Para complementar esse esforço, o governo de Memba, em parceria com as organizações não-governamentais nacionais e estrangeiras que operam naquele distrito, desenhou um plano de intervenção para um período e cinco anos que potencia a alocação de insumos agrícolas, sobretudo sementes melhoradas, incluindo estacas de mandioqueira tolerante à podridão radicular e ainda recursos financeiros.

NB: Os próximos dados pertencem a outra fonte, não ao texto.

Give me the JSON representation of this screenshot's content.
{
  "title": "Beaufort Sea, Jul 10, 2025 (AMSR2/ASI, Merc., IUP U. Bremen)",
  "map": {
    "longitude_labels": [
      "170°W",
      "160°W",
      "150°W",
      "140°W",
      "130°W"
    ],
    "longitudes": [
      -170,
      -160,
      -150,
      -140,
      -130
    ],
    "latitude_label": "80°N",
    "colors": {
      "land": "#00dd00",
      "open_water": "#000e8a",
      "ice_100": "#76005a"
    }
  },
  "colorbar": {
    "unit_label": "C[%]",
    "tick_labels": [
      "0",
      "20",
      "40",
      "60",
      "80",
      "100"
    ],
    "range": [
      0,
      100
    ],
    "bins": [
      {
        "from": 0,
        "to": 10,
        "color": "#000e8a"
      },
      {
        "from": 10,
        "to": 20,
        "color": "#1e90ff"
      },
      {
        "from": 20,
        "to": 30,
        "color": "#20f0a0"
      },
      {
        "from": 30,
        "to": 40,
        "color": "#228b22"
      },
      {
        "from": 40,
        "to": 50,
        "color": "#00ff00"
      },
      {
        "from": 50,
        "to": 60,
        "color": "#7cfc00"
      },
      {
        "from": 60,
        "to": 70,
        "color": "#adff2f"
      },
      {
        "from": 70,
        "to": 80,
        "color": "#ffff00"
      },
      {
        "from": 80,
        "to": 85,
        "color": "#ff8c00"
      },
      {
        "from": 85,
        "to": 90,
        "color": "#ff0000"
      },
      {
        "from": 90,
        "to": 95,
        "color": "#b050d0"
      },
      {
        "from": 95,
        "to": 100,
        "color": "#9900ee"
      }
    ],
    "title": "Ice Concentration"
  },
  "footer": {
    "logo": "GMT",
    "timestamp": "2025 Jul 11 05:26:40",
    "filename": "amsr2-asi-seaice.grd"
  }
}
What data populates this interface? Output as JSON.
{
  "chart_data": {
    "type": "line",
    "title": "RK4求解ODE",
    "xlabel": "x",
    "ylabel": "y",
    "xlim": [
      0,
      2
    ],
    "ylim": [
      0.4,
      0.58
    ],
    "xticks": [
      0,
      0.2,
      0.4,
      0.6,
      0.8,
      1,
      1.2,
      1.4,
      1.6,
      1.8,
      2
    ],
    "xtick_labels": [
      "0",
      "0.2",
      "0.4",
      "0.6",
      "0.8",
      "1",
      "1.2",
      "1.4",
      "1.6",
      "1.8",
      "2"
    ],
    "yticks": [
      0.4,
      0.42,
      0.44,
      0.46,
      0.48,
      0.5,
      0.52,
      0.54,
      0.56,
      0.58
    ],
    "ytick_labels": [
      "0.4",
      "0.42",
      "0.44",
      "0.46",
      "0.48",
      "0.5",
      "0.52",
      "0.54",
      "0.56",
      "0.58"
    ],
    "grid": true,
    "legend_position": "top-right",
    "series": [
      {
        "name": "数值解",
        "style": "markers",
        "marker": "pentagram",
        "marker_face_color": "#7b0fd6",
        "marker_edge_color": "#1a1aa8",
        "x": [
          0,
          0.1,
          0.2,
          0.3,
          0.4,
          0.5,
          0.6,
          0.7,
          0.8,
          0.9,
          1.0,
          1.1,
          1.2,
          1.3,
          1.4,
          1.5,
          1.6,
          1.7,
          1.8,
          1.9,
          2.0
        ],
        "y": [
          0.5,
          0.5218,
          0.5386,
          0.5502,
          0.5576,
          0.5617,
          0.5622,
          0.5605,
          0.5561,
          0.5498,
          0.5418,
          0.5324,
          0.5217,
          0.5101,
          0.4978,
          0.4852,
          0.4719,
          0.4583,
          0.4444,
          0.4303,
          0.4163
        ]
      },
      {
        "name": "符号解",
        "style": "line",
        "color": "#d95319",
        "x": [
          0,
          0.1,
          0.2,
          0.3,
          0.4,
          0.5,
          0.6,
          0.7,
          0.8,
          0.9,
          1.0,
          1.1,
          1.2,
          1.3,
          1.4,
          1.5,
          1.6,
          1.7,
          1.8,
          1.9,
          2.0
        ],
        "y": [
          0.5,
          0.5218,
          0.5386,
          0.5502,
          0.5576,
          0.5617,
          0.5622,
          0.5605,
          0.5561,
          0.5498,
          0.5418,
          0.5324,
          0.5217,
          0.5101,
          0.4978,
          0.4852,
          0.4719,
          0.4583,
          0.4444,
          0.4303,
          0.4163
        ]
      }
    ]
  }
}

Orlando Sabonete, director dos serviços distritais de Actividades Económica em Memba, explicou que os recursos financeiros alocados aos produtores no âmbito do financiamento de iniciativas locais foram, maioritariamente, direccionados à lavoura, com recurso a três tractores adquiridos pelo Governo local com fundos públicos, pois ficou claro que a enxada de cabo curto não teria impacto no esforço de acabar com a fome.
UMA AUTÊNTICA REVOLUÇÃO
Segundo o nosso entrevistado, na safra 2000/2001 os produtores de Memba trabalharam uma área estimada em 47 mil hectares para, na campanha agrícola 2008/2009, aquele distrito vir a subir para um total de 97.741 hectares de área explorada.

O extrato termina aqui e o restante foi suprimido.